SORCS2 activity in pancreatic α-cells safeguards insulin granule formation and release from glucose-stressed β-cells
Oleksandra Kalnytska,
Per Qvist,
Séverine Kunz,
Thomas Conrad,
Thomas E. Willnow,
Vanessa Schmidt
Affiliations
Oleksandra Kalnytska
Molecular Cardiovascular Research, Max Delbrück Center for Molecular Medicine in the Helmholtz Association, 13125 Berlin, Germany; Charité – Universitätsmedizin Berlin, 10117 Berlin, Germany
Per Qvist
Department of Biomedicine, Aarhus University, 8000 Aarhus, Denmark
Séverine Kunz
Technology Platform for Electron Microscopy, Max Delbrück Center for Molecular Medicine in the Helmholtz Association, 13125 Berlin, Germany
Thomas Conrad
Genomics Technology Platform, Max Delbrück Center for Molecular Medicine in the Helmholtz Association, 10115 Berlin, Germany
Thomas E. Willnow
Molecular Cardiovascular Research, Max Delbrück Center for Molecular Medicine in the Helmholtz Association, 13125 Berlin, Germany; Charité – Universitätsmedizin Berlin, 10117 Berlin, Germany; Department of Biomedicine, Aarhus University, 8000 Aarhus, Denmark; Corresponding author
Vanessa Schmidt
Molecular Cardiovascular Research, Max Delbrück Center for Molecular Medicine in the Helmholtz Association, 13125 Berlin, Germany; Corresponding author
Summary: Sorting receptor SORCS2 is a stress-response factor protecting neurons from acute insults, such as during epilepsy. SORCS2 is also expressed in the pancreas, yet its action in this tissue remains unknown.

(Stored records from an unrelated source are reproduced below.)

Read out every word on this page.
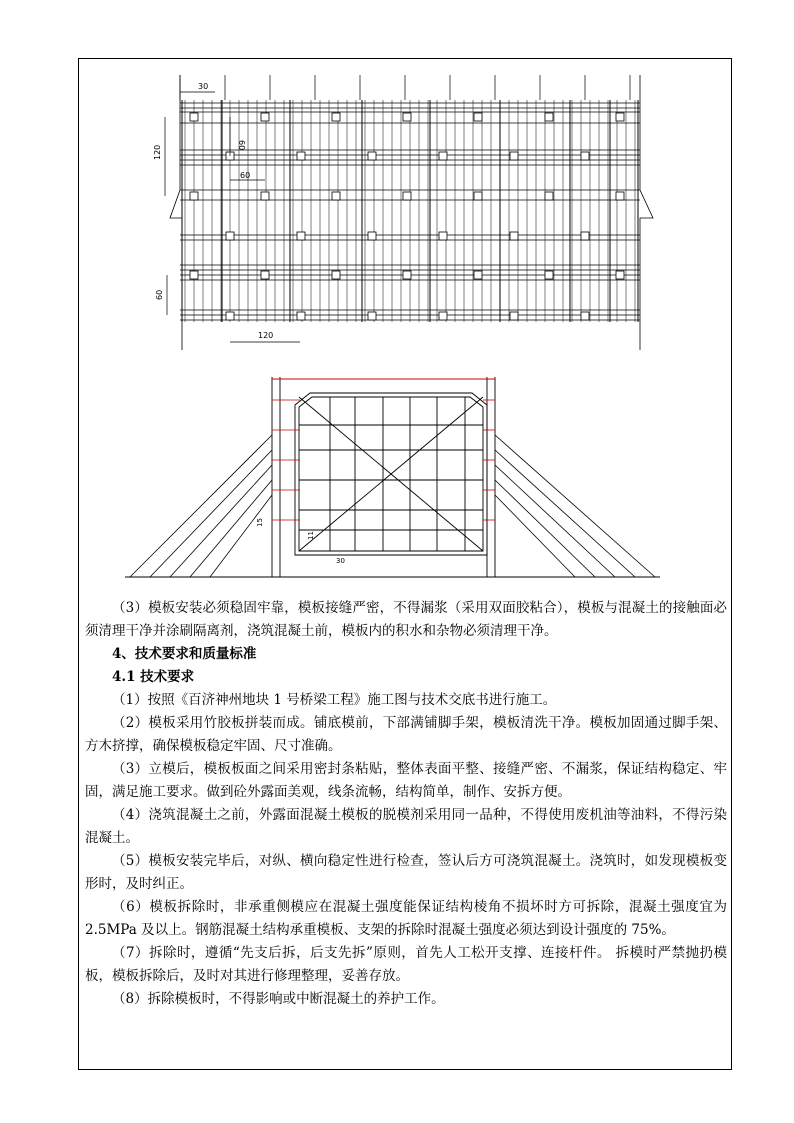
30
120	60
60
60
120
15
11
30

（3）模板安装必须稳固牢靠，模板接缝严密，不得漏浆（采用双面胶粘合），模板与混凝土的接触面必须清理干净并涂刷隔离剂，浇筑混凝土前，模板内的积水和杂物必须清理干净。

4、技术要求和质量标准

4.1 技术要求

（1）按照《百济神州地块 1 号桥梁工程》施工图与技术交底书进行施工。

（2）模板采用竹胶板拼装而成。铺底模前，下部满铺脚手架，模板清洗干净。模板加固通过脚手架、方木挤撑，确保模板稳定牢固、尺寸准确。

（3）立模后，模板板面之间采用密封条粘贴，整体表面平整、接缝严密、不漏浆，保证结构稳定、牢固，满足施工要求。做到砼外露面美观，线条流畅，结构简单，制作、安拆方便。

（4）浇筑混凝土之前，外露面混凝土模板的脱模剂采用同一品种，不得使用废机油等油料，不得污染混凝土。

（5）模板安装完毕后，对纵、横向稳定性进行检查，签认后方可浇筑混凝土。浇筑时，如发现模板变形时，及时纠正。

（6）模板拆除时，非承重侧模应在混凝土强度能保证结构棱角不损坏时方可拆除，混凝土强度宜为 2.5MPa 及以上。钢筋混凝土结构承重模板、支架的拆除时混凝土强度必须达到设计强度的 75%。

（7）拆除时，遵循“先支后拆，后支先拆”原则，首先人工松开支撑、连接杆件。 拆模时严禁抛扔模板，模板拆除后，及时对其进行修理整理，妥善存放。

（8）拆除模板时，不得影响或中断混凝土的养护工作。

Combining metabolic studies in SORCS2-deficient mice with ex vivo functional analyses and single-cell transcriptomics of pancreatic tissues, we identified a role for SORCS2 in protective stress response in pancreatic islets, essential to sustain insulin release. We show that SORCS2 is predominantly expressed in islet alpha cells. Loss of expression coincides with inability of these cells to produce osteopontin, a secreted factor that facilitates insulin release from stressed beta cells. In line with diminished osteopontin levels, beta cells in SORCS2-deficient islets show gene expression patterns indicative of aggravated cell stress, and exhibit defects in insulin granule maturation and a blunted glucose response. These findings corroborate a function for SORCS2 in protective stress response that extends to metabolism.